2Enola Holmes, lançado no dia 23 de setembro de 2020, na Netflix, é um filme de mistério de 2020, baseado na série literária homônima de Nancy Springer, dirigido por Harry Bradbeer e escrito por Jack Thorne, o qual conta a história de Enola Holmes, uma adolescente que fará de tudo para encontrar a mãe desaparecida, inclusive despistar o irmão, Sherlock Holmes, e ajudar um jovem lorde fugitivo.

3O Parlamento britânico aprovou, em 6 de fevereiro de 1918, uma lei que outorgava o direito ao voto às mulheres maiores de 30 anos, que, naquele momento, eram mais de oito milhões. Dez anos depois, o sufrágio universal foi estendido para todas as pessoas maiores de 21 anos, o que ampliou para 15 milhões as mulheres com direito ao voto no Reino Unido.

4<https://www.youtube.com/watch?v=0EIFDSb7tWc&feature=youtu.be>

5In: CD Skank (1993) – In(dig)Nação – “A nossa indignação / É uma mosca sem asas / Não ultrapassa as janelas / De nossas casas” (Samuel Rosa / Chico Amaral).

6Brecht, Bertold.
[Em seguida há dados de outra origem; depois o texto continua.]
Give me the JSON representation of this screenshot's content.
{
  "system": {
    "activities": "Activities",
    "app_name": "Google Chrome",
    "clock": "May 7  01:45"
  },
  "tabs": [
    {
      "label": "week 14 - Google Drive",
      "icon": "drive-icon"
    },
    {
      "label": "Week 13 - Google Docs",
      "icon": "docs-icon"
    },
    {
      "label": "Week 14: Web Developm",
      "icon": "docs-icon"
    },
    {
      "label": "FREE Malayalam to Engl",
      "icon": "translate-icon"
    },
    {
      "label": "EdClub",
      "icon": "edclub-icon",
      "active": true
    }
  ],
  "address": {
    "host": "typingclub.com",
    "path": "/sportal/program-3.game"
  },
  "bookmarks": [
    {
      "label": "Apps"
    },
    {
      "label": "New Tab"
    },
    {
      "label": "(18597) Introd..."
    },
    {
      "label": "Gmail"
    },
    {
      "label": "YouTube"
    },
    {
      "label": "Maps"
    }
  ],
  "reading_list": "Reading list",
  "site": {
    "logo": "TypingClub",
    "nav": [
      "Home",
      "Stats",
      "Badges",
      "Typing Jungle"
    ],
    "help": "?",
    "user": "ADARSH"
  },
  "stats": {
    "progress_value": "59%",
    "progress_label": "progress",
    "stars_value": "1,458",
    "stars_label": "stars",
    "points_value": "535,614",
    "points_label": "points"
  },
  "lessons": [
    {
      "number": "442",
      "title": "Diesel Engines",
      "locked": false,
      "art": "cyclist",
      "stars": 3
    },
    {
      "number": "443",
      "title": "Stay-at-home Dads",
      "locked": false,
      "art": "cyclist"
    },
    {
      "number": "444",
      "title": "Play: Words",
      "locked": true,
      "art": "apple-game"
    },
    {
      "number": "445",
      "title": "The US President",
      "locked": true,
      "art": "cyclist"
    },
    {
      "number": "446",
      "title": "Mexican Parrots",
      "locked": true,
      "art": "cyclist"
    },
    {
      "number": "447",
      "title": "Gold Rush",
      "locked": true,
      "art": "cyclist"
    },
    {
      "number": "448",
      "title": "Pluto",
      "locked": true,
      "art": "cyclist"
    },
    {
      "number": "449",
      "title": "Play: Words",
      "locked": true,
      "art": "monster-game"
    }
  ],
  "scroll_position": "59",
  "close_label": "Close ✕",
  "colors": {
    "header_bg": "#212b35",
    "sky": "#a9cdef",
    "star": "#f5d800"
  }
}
Vida de Galileu (1938), cena 12.

7Assis, Machado de. Memórias Póstumas de Brás Cubas, 1881, Ao leitor, capítulo introdutório.


Breno Serafini é natural de Santiago-RS, nascido em 14 de março de 1961. Com doutorado em Letras pela UFRGS, é autor dos livros Mosaico Laico (CBJE, 2010), Geração Pixel (Edições do Autor, 2012), Millôres Dias Virão (Libretos, 2013), Picassos Falsos (Buqui, 2014), Bichos de Todos os Reinos, (Edições do Autor, 2015) e Colloríssimo – a coroação e o destronamento de Collor segundo Verissimo (AGE, 2016).